Nicolas Winding Refn’s ‘Drive’ spun onto DVD and Blu-ray here in the UK this Monday and will hopefully bring a little joy to everyone who decides to go out and purchase a copy. Ryan Gosling plays our unnamed lead, a quiet man whom by day works as a Hollywood stuntman and garage mechanic and in the evening runs as a part-time getaway driver. The driver soon becomes involved with his neighbour and ends up assisting her husband upon his release from prison in a robbery which goes wrong.
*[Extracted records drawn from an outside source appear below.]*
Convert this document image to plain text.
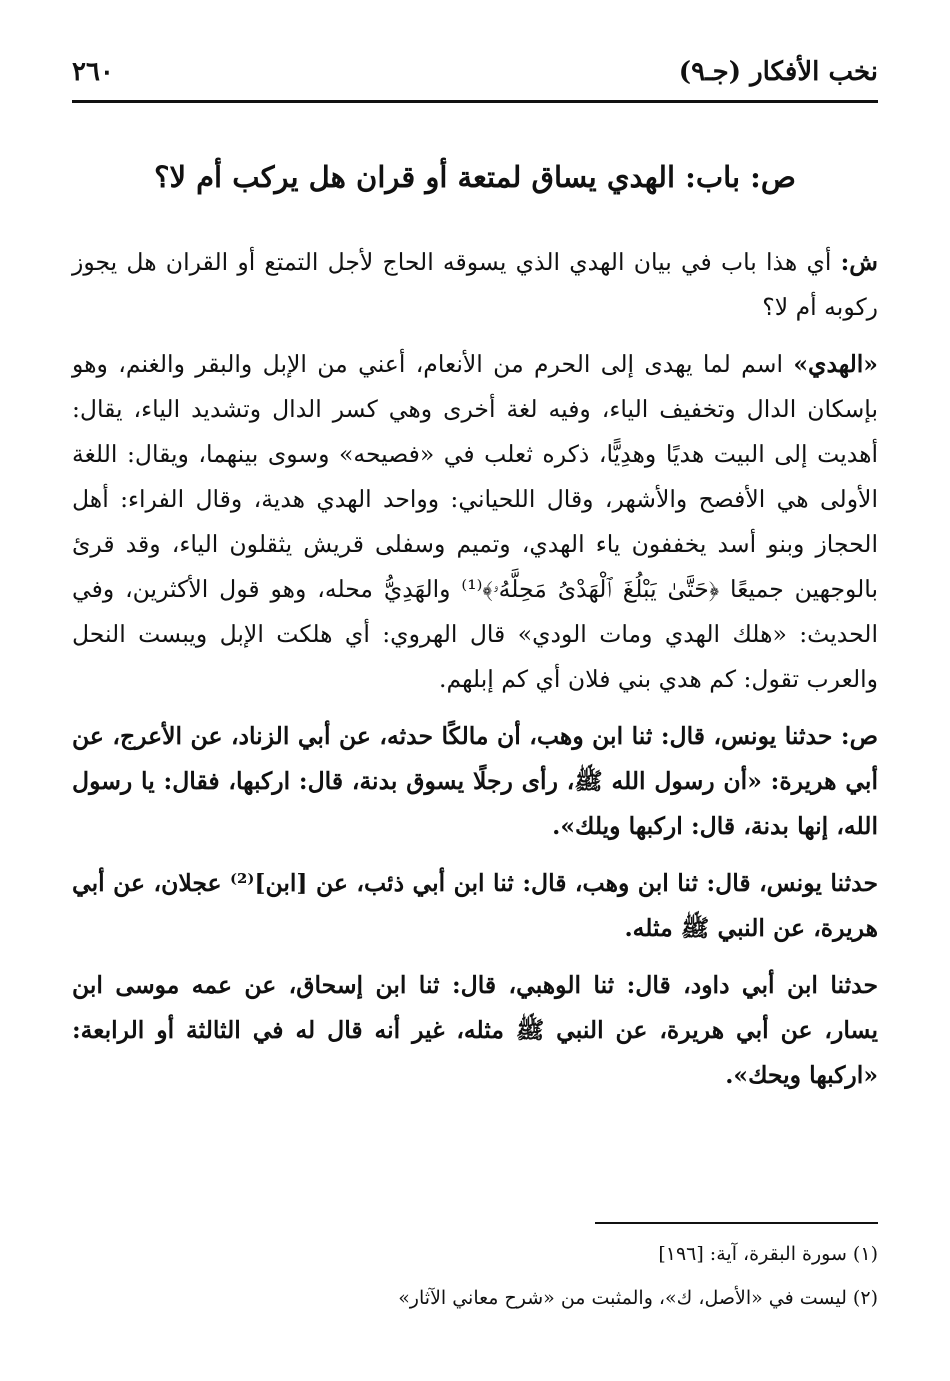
نخب الأفكار (جـ٩)
٢٦٠
ص: باب: الهدي يساق لمتعة أو قران هل يركب أم لا؟

ش: أي هذا باب في بيان الهدي الذي يسوقه الحاج لأجل التمتع أو القران هل يجوز ركوبه أم لا؟

«الهدي» اسم لما يهدى إلى الحرم من الأنعام، أعني من الإبل والبقر والغنم، وهو بإسكان الدال وتخفيف الياء، وفيه لغة أخرى وهي كسر الدال وتشديد الياء، يقال: أهديت إلى البيت هديًا وهدِيًّا، ذكره ثعلب في «فصيحه» وسوى بينهما، ويقال: اللغة الأولى هي الأفصح والأشهر، وقال اللحياني: وواحد الهدي هدية، وقال الفراء: أهل الحجاز وبنو أسد يخففون ياء الهدي، وتميم وسفلى قريش يثقلون الياء، وقد قرئ بالوجهين جميعًا ﴿حَتَّىٰ يَبْلُغَ ٱلْهَدْىُ مَحِلَّهُۥ﴾⁽¹⁾ والهَدِيُّ محله، وهو قول الأكثرين، وفي الحديث: «هلك الهدي ومات الودي» قال الهروي: أي هلكت الإبل ويبست النحل والعرب تقول: كم هدي بني فلان أي كم إبلهم.

ص: حدثنا يونس، قال: ثنا ابن وهب، أن مالكًا حدثه، عن أبي الزناد، عن الأعرج، عن أبي هريرة: «أن رسول الله ﷺ، رأى رجلًا يسوق بدنة، قال: اركبها، فقال: يا رسول الله، إنها بدنة، قال: اركبها ويلك».

حدثنا يونس، قال: ثنا ابن وهب، قال: ثنا ابن أبي ذئب، عن [ابن]⁽²⁾ عجلان، عن أبي هريرة، عن النبي ﷺ مثله.

حدثنا ابن أبي داود، قال: ثنا الوهبي، قال: ثنا ابن إسحاق، عن عمه موسى ابن يسار، عن أبي هريرة، عن النبي ﷺ مثله، غير أنه قال له في الثالثة أو الرابعة: «اركبها ويحك».

(١) سورة البقرة، آية: [١٩٦]
(٢) ليست في «الأصل، ك»، والمثبت من «شرح معاني الآثار»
Shot in a strikingly welcome retro style reminiscent of movies from decades past ‘Drive’ is a simplified volley of subtle thrills and has a beautifully reigned in approach which even though can be perceived as laziness from its director simply heightens the ongoing tension and soothing qualities of the experience. When merged with typical juxtaposition of the synthesizer-styled soundtrack the whole experience bundles together a skillfully uncomplicated story.
The driver himself is soft-spoken and wholly interesting and one of which the embodiment of Gosling manages to command the screen in every scene he's featured in. There is total lack of our lead characters history, back-story and drive (no pun intended) which ultimately adjoins the minimalist approach that is apparent throughout the full length of the movie.
‘Drive’ trundles along at a snails pace for a large part of the movie which understandably can put off those audience members whom crave relentless action, dialogue and brutal violence from typical crime thrillers. However, the tempo of the action is rhythmic and with outstanding performances as usual from supporting cast members Carey Mulligan, ‘Breaking Bad’s Bryan Cranston and Albert Brooks director Refn has achieved an interesting and understated manner of filmmaking for this James Sallis based feature adaption. Even Ron Perlman manages to pick a half decent acting role for himself for a change. Everyone’s a winner.